Model Reduction of Parametric Differential-Algebraic Systems by Balanced Truncation

TL;DR

This paper presents a novel method combining balanced truncation with reduced basis techniques to efficiently reduce parametric differential-algebraic systems, supported by error estimation and applied to fluid dynamics and mechanics models.

Contribution

It introduces a new approach for model reduction of parametric differential-algebraic systems using balanced truncation combined with reduced basis methods and residual-based error estimators.

Findings

Efficient reduction of complex systems demonstrated on fluid dynamics models.

Significant computational savings achieved compared to naive approaches.

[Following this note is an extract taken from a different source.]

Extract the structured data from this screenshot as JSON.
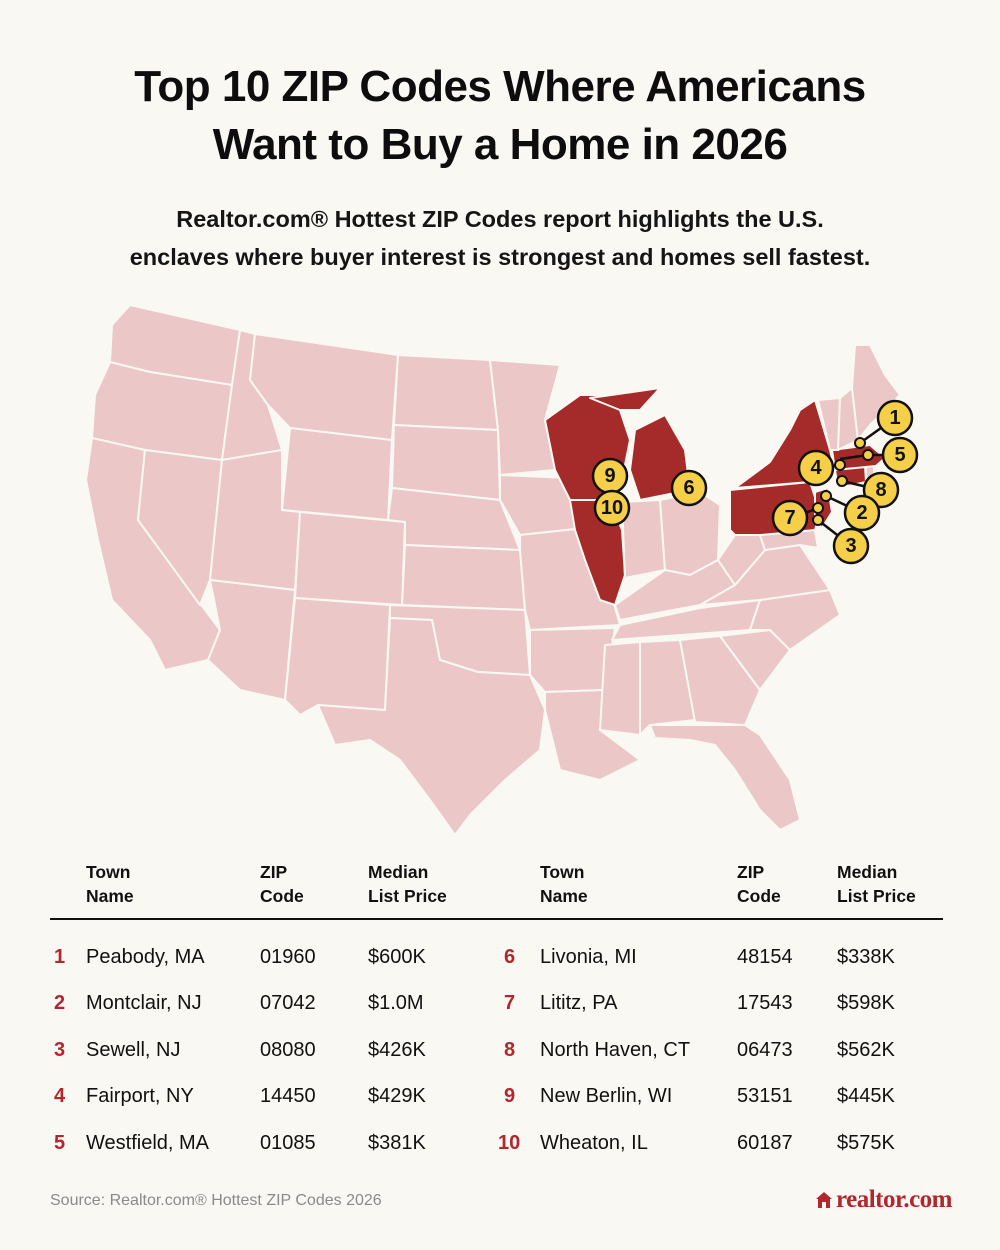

Validated accuracy through residual-based error estimation.

Abstract

We deduce a procedure to apply balanced truncation to parameter-dependent differential-algebraic systems. For that we solve multiple projected Lyapunov equations for different parameter values to compute the Gramians that are required for the truncation procedure. As this process would lead to high computational costs if we perform it for a large number of parameters, we combine this approach with the reduced basis method that determines a reduced representation of the Lyapunov equation solutions for the parameters of interest. Residual-based error estimators are then used to evaluate the quality of the approximations. After introducing the procedure for a general class of differential-algebraic systems we turn our focus to systems with a specific structure, for which the method can be applied particularly efficiently. We illustrate the efficiency of our approach on several models from fluid dynamics and mechanics.